Pollster Number One:



“The issue is whether young people with cell phones have different attitudes than those with landlines. So far, appears not to be a big difference — but we are constantly checking by adding online components to surveys when it’s doable.”



Another expanded on that point – and raised the Obama impact:



“Pew and other organizations have done pretty extensive research and found that the political attitudes of non-land line voters are not discernibly different from the political attitudes of landline voters. As long as pollsters weight to get the correct age distribution, they’re OK.
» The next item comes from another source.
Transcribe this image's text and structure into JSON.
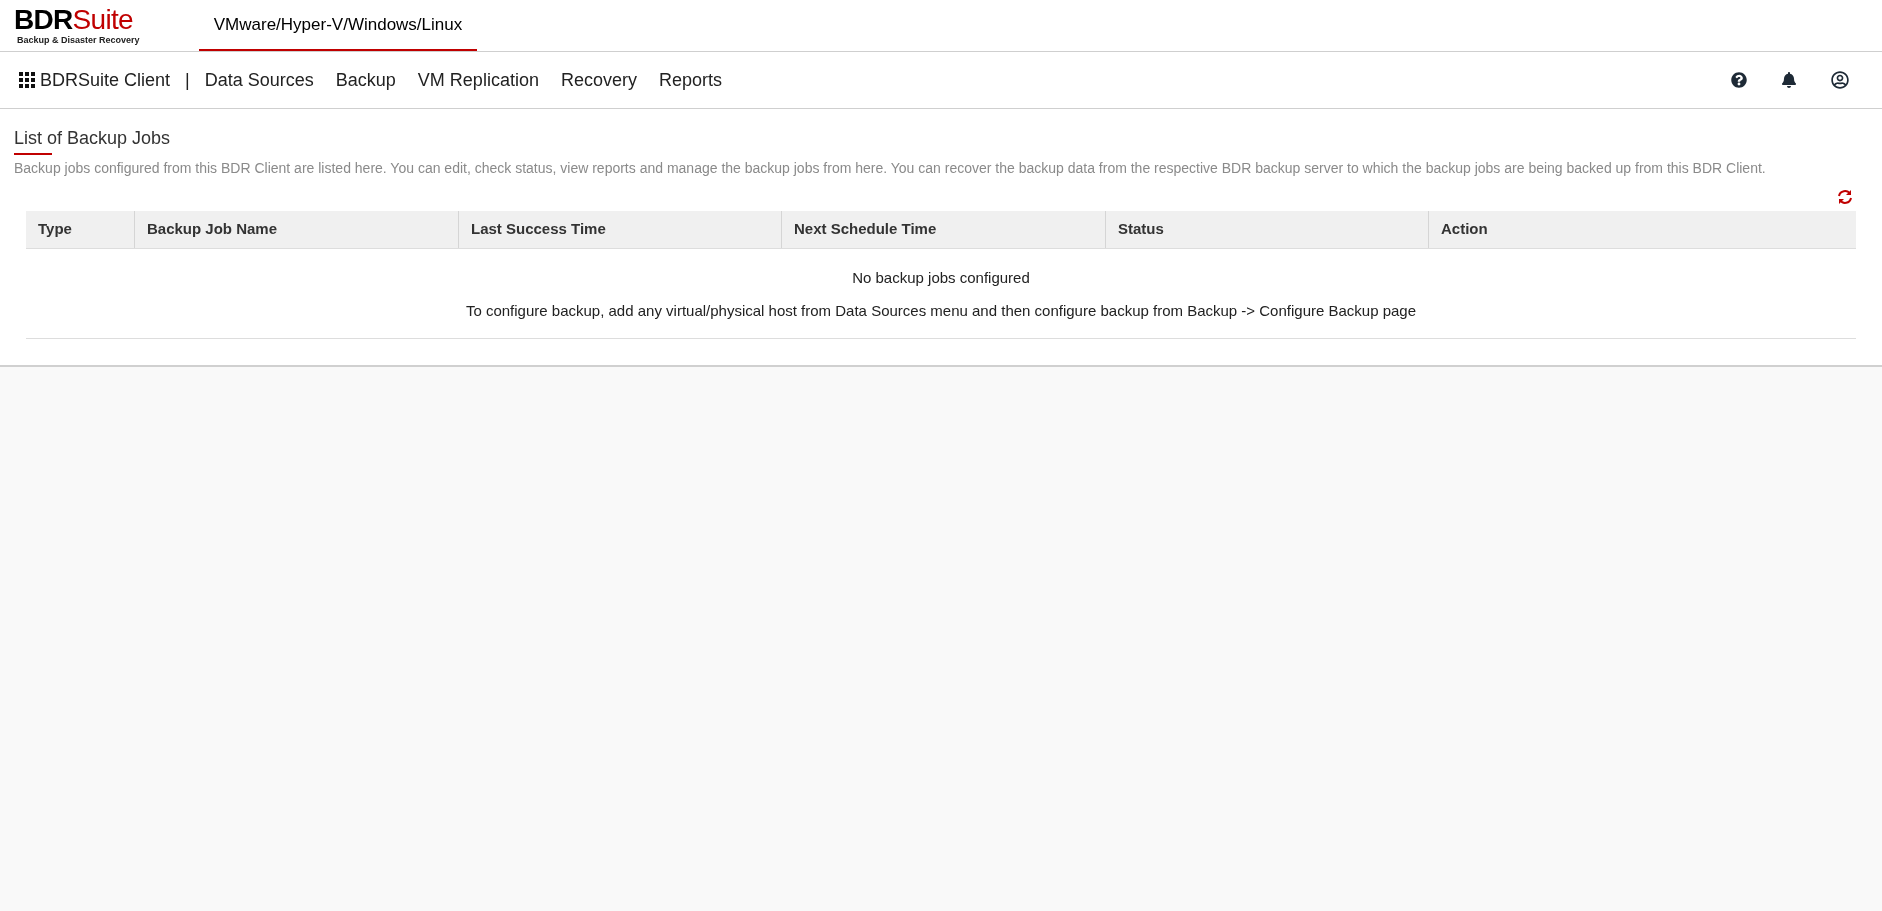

“That said, I think the situation gets more and more volatile by the year and if it turned out that all the polls were underestimating Obama by a point or two this year I would not be surprised. We are really going to have to figure out a viable way to move polling online in the next few years.”



And from a third:



“(It’s) another opportunity for error in an error-prone business. You have to actually take more care to make sure it’s right. One in six Americans have no landline at all. Only cell. Tend to be younger. Not necessarily registered. And in some parts of the country recent immigrants. You have to know the population and make sure your sample reflects the population. For voter polls we generally ask if the interview is being conducted on a cell phone or landline. It usually comes out 5-10% cells. We call off registered voter lists. Many voters are now listing their cell as part of their voter record and sample companies are matching cell numbers to voter records. If you can get cell numbers, the potential for text mailing election messages is huge.”